The most well-known Flagship company is Moderna, founded in 2010 with the goal of developing mRNA therapies, and headed by Avian. Sell ​​the vaccine maker $1.7 billion worth of Covid jabs In the first three months of the year, its share price has skyrocketed by more than 1,000 percent since the start of 2020.

Avian described Flagship’s strategy as “explorations” and “an unending attempt to create scientific progress coupled with product advancement”. He said Moderna’s vaccine development began with the question “if we can use a code molecule or some kind of molecule that can direct the body to make any drug we want.”

Flagship has $14.1 billion in assets under management and has spent $4.8 billion on its companies over the past four quarters. Drug discovery company Valo Health announced last week that it will go public through a merger with a special purpose acquisition company.

Avian said the life sciences company is not focused on creating biotechnologies that treat specific diseases, but is instead looking to build platforms where the technologies can be used in a range of diseases. Moderna is currently conducting phase 1 trials of its mRNA technology on HIV and influenza.

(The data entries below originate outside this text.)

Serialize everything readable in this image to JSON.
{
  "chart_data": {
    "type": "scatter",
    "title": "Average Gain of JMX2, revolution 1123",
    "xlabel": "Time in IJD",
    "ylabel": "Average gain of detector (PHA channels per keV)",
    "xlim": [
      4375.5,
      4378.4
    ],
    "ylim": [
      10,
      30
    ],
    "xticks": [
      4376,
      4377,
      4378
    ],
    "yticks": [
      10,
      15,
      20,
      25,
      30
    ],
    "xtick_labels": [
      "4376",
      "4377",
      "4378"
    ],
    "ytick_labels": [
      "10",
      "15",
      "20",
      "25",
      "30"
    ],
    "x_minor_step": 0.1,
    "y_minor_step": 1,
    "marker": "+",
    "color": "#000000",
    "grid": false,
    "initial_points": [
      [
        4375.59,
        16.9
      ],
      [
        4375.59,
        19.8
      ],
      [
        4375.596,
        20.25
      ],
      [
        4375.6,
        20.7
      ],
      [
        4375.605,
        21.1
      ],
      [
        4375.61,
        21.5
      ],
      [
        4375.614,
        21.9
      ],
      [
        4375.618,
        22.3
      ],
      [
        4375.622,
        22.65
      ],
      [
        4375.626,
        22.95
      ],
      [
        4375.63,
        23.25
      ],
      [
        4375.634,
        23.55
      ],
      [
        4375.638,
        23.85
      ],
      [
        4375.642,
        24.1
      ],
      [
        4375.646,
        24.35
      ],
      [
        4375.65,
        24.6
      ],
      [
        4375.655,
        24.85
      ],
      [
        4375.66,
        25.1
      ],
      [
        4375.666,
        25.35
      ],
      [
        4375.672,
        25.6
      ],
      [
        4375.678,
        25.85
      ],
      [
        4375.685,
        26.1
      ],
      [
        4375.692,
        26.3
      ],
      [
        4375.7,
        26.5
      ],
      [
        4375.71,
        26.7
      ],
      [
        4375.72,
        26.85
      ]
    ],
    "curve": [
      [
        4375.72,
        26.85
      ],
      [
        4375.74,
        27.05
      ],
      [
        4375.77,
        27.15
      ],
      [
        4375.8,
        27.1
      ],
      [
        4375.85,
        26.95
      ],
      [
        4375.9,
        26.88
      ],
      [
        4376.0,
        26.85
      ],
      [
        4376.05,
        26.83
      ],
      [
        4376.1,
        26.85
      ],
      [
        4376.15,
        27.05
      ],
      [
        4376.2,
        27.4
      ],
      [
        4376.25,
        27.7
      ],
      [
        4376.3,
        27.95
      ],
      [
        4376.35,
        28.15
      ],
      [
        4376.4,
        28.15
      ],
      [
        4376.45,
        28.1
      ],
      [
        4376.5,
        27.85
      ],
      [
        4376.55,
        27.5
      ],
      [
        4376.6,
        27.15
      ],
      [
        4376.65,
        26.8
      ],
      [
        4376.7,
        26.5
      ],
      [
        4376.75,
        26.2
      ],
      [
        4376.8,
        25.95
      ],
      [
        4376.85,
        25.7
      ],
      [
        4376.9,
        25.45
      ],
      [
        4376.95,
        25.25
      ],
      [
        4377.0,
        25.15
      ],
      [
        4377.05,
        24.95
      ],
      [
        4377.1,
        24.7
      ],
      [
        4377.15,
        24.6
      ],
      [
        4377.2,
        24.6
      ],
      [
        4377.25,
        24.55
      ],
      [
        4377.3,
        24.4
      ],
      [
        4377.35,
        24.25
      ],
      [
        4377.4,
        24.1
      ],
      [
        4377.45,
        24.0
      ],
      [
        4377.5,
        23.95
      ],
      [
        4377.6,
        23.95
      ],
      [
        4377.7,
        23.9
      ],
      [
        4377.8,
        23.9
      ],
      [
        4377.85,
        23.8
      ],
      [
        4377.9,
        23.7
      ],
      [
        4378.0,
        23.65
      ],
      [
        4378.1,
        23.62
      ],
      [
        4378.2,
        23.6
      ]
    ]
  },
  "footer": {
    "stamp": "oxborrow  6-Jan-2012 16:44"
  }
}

Avian said Flagship scientists were particularly interested in developing machine learning tools that can understand the human body at a more complex and detailed level than humans, as well as the field of preventive medicine.

“The underlying health conditions have made this epidemic the devastation that it was because there are all these underlying health comorbidities that have made it worse,” he said. “We think we’ll see a world in the future where we’ll be able to intervene before diseases emerge.”

Flagship recently expanded by opening an office in London and hired Lord Ara Darzi, the former UK health minister, to lead its work on preventative medicines.